The mummified cat and mouse at Christ Church Cathedral

(The original costumes from the television series, The Tudors. )

You will also be able to find many statues and tabernacles with candles and antiques used in the cathedral in the past. There are also some extremely old history books.

Tom & Jerry with a tragic ending

All of these things are clearly interesting, but nowhere near as much as "The Cat and the Mouse", which may be the most insignificant and least important thing in terms of history, but it's definitely the most entertaining. I personally like to refer to them as Tom and Jerry in honour of the children's cartoon, where the cat, Tom, spent his life trying to catch the mouse, Jerry. In this case, the mouse got into the tube of an organ and the cat tried to trap it inside, but it was, in fact, the cat that got trapped in the process. Neither of the two could get out and both ended up getting trapped in the 1860s, staying there until they were mummified.

The mummified cat and mouse at Christ Church Cathedral

(The mummified cat and mouse - at least they were preserved perfectly. )

There is a passage by the famous Irish writer, James Joyce, where he talks about famous people: "... as stuck as that cat to that mouse in that tube of that Christchurch organ".

If you get really close to it, you will be able to see the expression of fear on its face: the mouse feared that he wouldn't be able to escape and would be trapped, while the cat would seem to know that it has been trapped forever.

Without a shadow of a doubt, you must go down to the church's crypt because it wasn't open to the general public in the past, having only just done so recently.

Take home a nice Connemara marble souvenir

The mummified cat and mouse at Christ Church Cathedral

(The items on offer at the gift shop. )

In the crypt, you will be able to find a gift shop with a really wide variety of products, especially jewellery with Celtic decoration or shamrocks; you can find items like rings, necklaces and earrings. I think a really nice gift idea would be to buy jewellery decorated with the Connemara marble. It could be said that this is the national Irish stone because it's extracted from the quarries in County Galway, and its colour is a pale green with white marks. My mother bought me a Claddagh ring necklace, with the heart made of Connemara marble; I could honestly say that it's the best gift that I've received up to now.

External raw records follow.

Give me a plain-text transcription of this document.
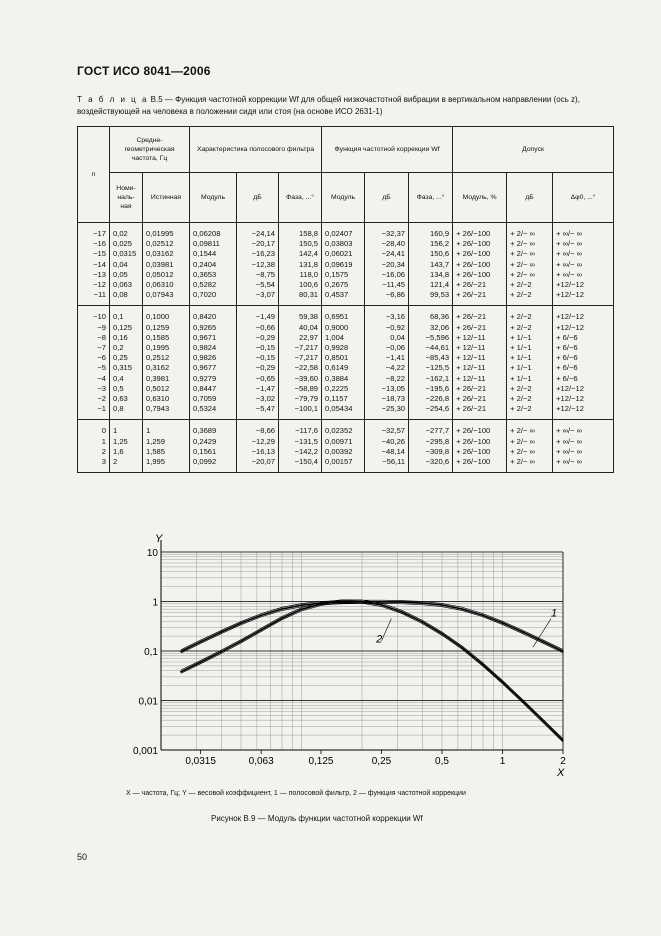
ГОСТ ИСО 8041—2006
Т а б л и ц а В.5 — Функция частотной коррекции Wf для общей низкочастотной вибрации в вертикальном направлении (ось z), воздействующей на человека в положении сидя или стоя (на основе ИСО 2631-1)
n	Средне-геометрическая частота, Гц		Характеристика полосового фильтра			Функция частотной коррекции Wf			Допуск		
	Номи-наль-ная	Истинная	Модуль	дБ	Фаза, ...°	Модуль	дБ	Фаза, ...°	Модуль, %	дБ	Δφ0, ...°
−17	0,02	0,01995	0,06208	−24,14	158,8	0,02407	−32,37	160,9	+ 26/−100	+ 2/− ∞	+ ∞/− ∞
−16	0,025	0,02512	0,09811	−20,17	150,5	0,03803	−28,40	156,2	+ 26/−100	+ 2/− ∞	+ ∞/− ∞
−15	0,0315	0,03162	0,1544	−16,23	142,4	0,06021	−24,41	150,6	+ 26/−100	+ 2/− ∞	+ ∞/− ∞
−14	0,04	0,03981	0,2404	−12,38	131,8	0,09619	−20,34	143,7	+ 26/−100	+ 2/− ∞	+ ∞/− ∞
−13	0,05	0,05012	0,3653	−8,75	118,0	0,1575	−16,06	134,8	+ 26/−100	+ 2/− ∞	+ ∞/− ∞
−12	0,063	0,06310	0,5282	−5,54	100,6	0,2675	−11,45	121,4	+ 26/−21	+ 2/−2	+12/−12
−11	0,08	0,07943	0,7020	−3,07	80,31	0,4537	−6,86	99,53	+ 26/−21	+ 2/−2	+12/−12
−10	0,1	0,1000	0,8420	−1,49	59,38	0,6951	−3,16	68,36	+ 26/−21	+ 2/−2	+12/−12
−9	0,125	0,1259	0,9265	−0,66	40,04	0,9000	−0,92	32,06	+ 26/−21	+ 2/−2	+12/−12
−8	0,16	0,1585	0,9671	−0,29	22,97	1,004	0,04	−5,596	+ 12/−11	+ 1/−1	+ 6/−6
−7	0,2	0,1995	0,9824	−0,15	−7,217	0,9928	−0,06	−44,61	+ 12/−11	+ 1/−1	+ 6/−6
−6	0,25	0,2512	0,9826	−0,15	−7,217	0,8501	−1,41	−85,43	+ 12/−11	+ 1/−1	+ 6/−6
−5	0,315	0,3162	0,9677	−0,29	−22,58	0,6149	−4,22	−125,5	+ 12/−11	+ 1/−1	+ 6/−6
−4	0,4	0,3981	0,9279	−0,65	−39,60	0,3884	−8,22	−162,1	+ 12/−11	+ 1/−1	+ 6/−6
−3	0,5	0,5012	0,8447	−1,47	−58,89	0,2225	−13,05	−195,6	+ 26/−21	+ 2/−2	+12/−12
−2	0,63	0,6310	0,7059	−3,02	−79,79	0,1157	−18,73	−226,8	+ 26/−21	+ 2/−2	+12/−12
−1	0,8	0,7943	0,5324	−5,47	−100,1	0,05434	−25,30	−254,6	+ 26/−21	+ 2/−2	+12/−12
0	1	1	0,3689	−8,66	−117,6	0,02352	−32,57	−277,7	+ 26/−100	+ 2/− ∞	+ ∞/− ∞
1	1,25	1,259	0,2429	−12,29	−131,5	0,00971	−40,26	−295,8	+ 26/−100	+ 2/− ∞	+ ∞/− ∞
2	1,6	1,585	0,1561	−16,13	−142,2	0,00392	−48,14	−309,8	+ 26/−100	+ 2/− ∞	+ ∞/− ∞
3	2	1,995	0,0992	−20,07	−150,4	0,00157	−56,11	−320,6	+ 26/−100	+ 2/− ∞	+ ∞/− ∞
0,0315	0,063	0,125	0,25	0,5	1	2
0,001
0,01
0,1
1
10
Y
X
1
2
X — частота, Гц; Y — весовой коэффициент, 1 — полосовой фильтр, 2 — функция частотной коррекции
Рисунок В.9 — Модуль функции частотной коррекции Wf
50
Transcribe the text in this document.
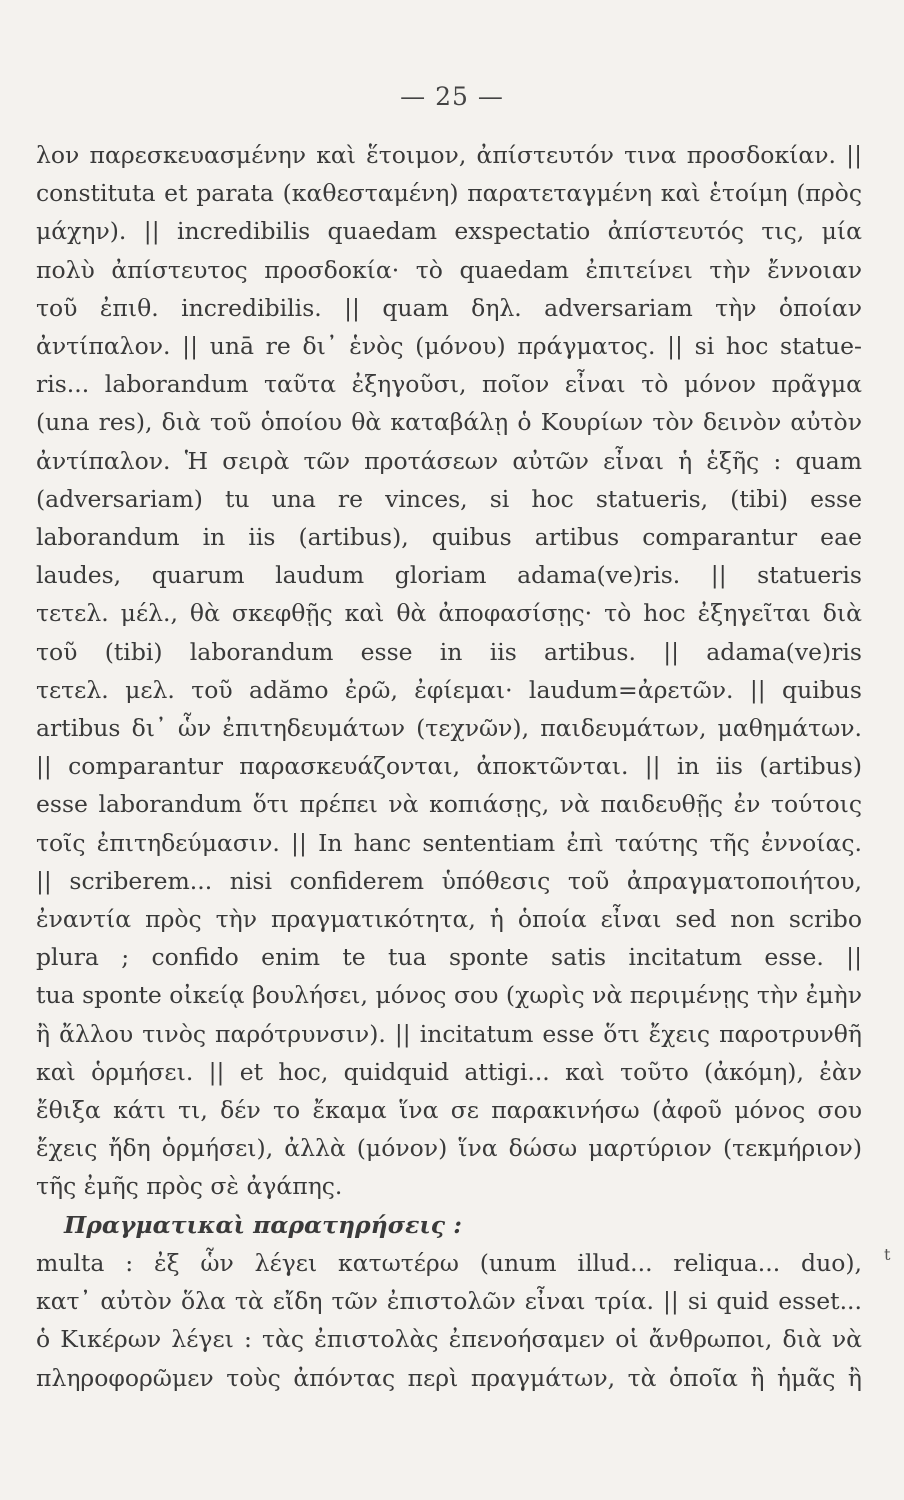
— 25 —
λον παρεσκευασμένην καὶ ἕτοιμον, ἀπίστευτόν τινα προσδοκίαν. ||
constituta et parata (καθεσταμένη) παρατεταγμένη καὶ ἑτοίμη (πρὸς
μάχην). || incredibilis quaedam exspectatio ἀπίστευτός τις, μία
πολὺ ἀπίστευτος προσδοκία· τὸ quaedam ἐπιτείνει τὴν ἔννοιαν
τοῦ ἐπιθ. incredibilis. || quam δηλ. adversariam τὴν ὁποίαν
ἀντίπαλον. || unā re δι᾽ ἑνὸς (μόνου) πράγματος. || si hoc statue-
ris... laborandum ταῦτα ἐξηγοῦσι, ποῖον εἶναι τὸ μόνον πρᾶγμα
(una res), διὰ τοῦ ὁποίου θὰ καταβάλῃ ὁ Κουρίων τὸν δεινὸν αὐτὸν
ἀντίπαλον. Ἡ σειρὰ τῶν προτάσεων αὐτῶν εἶναι ἡ ἑξῆς : quam
(adversariam) tu una re vinces, si hoc statueris, (tibi) esse
laborandum in iis (artibus), quibus artibus comparantur eae
laudes, quarum laudum gloriam adama(ve)ris. || statueris
τετελ. μέλ., θὰ σκεφθῇς καὶ θὰ ἀποφασίσῃς· τὸ hoc ἐξηγεῖται διὰ
τοῦ (tibi) laborandum esse in iis artibus. || adama(ve)ris
τετελ. μελ. τοῦ adămo ἐρῶ, ἐφίεμαι· laudum=ἀρετῶν. || quibus
artibus δι᾽ ὧν ἐπιτηδευμάτων (τεχνῶν), παιδευμάτων, μαθημάτων.
|| comparantur παρασκευάζονται, ἀποκτῶνται. || in iis (artibus)
esse laborandum ὅτι πρέπει νὰ κοπιάσῃς, νὰ παιδευθῇς ἐν τούτοις
τοῖς ἐπιτηδεύμασιν. || In hanc sententiam ἐπὶ ταύτης τῆς ἐννοίας.
|| scriberem... nisi confiderem ὑπόθεσις τοῦ ἀπραγματοποιήτου,
ἐναντία πρὸς τὴν πραγματικότητα, ἡ ὁποία εἶναι sed non scribo
plura ; confido enim te tua sponte satis incitatum esse. ||
tua sponte οἰκείᾳ βουλήσει, μόνος σου (χωρὶς νὰ περιμένῃς τὴν ἐμὴν
ἢ ἄλλου τινὸς παρότρυνσιν). || incitatum esse ὅτι ἔχεις παροτρυνθῆ
καὶ ὁρμήσει. || et hoc, quidquid attigi... καὶ τοῦτο (ἀκόμη), ἐὰν
ἔθιξα κάτι τι, δέν το ἔκαμα ἵνα σε παρακινήσω (ἀφοῦ μόνος σου
ἔχεις ἤδη ὁρμήσει), ἀλλὰ (μόνον) ἵνα δώσω μαρτύριον (τεκμήριον)
τῆς ἐμῆς πρὸς σὲ ἀγάπης.
Πραγματικαὶ παρατηρήσεις :
multa : ἐξ ὧν λέγει κατωτέρω (unum illud... reliqua... duo),
κατ᾽ αὐτὸν ὅλα τὰ εἴδη τῶν ἐπιστολῶν εἶναι τρία. || si quid esset...
ὁ Κικέρων λέγει : τὰς ἐπιστολὰς ἐπενοήσαμεν οἱ ἄνθρωποι, διὰ νὰ
πληροφορῶμεν τοὺς ἀπόντας περὶ πραγμάτων, τὰ ὁποῖα ἢ ἡμᾶς ἢ
t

The mummified cat and mouse at Christ Church Cathedral

(Some examples of the jewellery that you will be able to find in the gift shop. )

There are lots of other things to choose from that are not necessarily jewellery: religious items, tablecloths, keyrings, dolls, and magnets, amongst other things. If you are Catholic, don't hesitate in taking home one of the beautiful crosses that they sell or some embroidery with a prayer written on it - they are something special.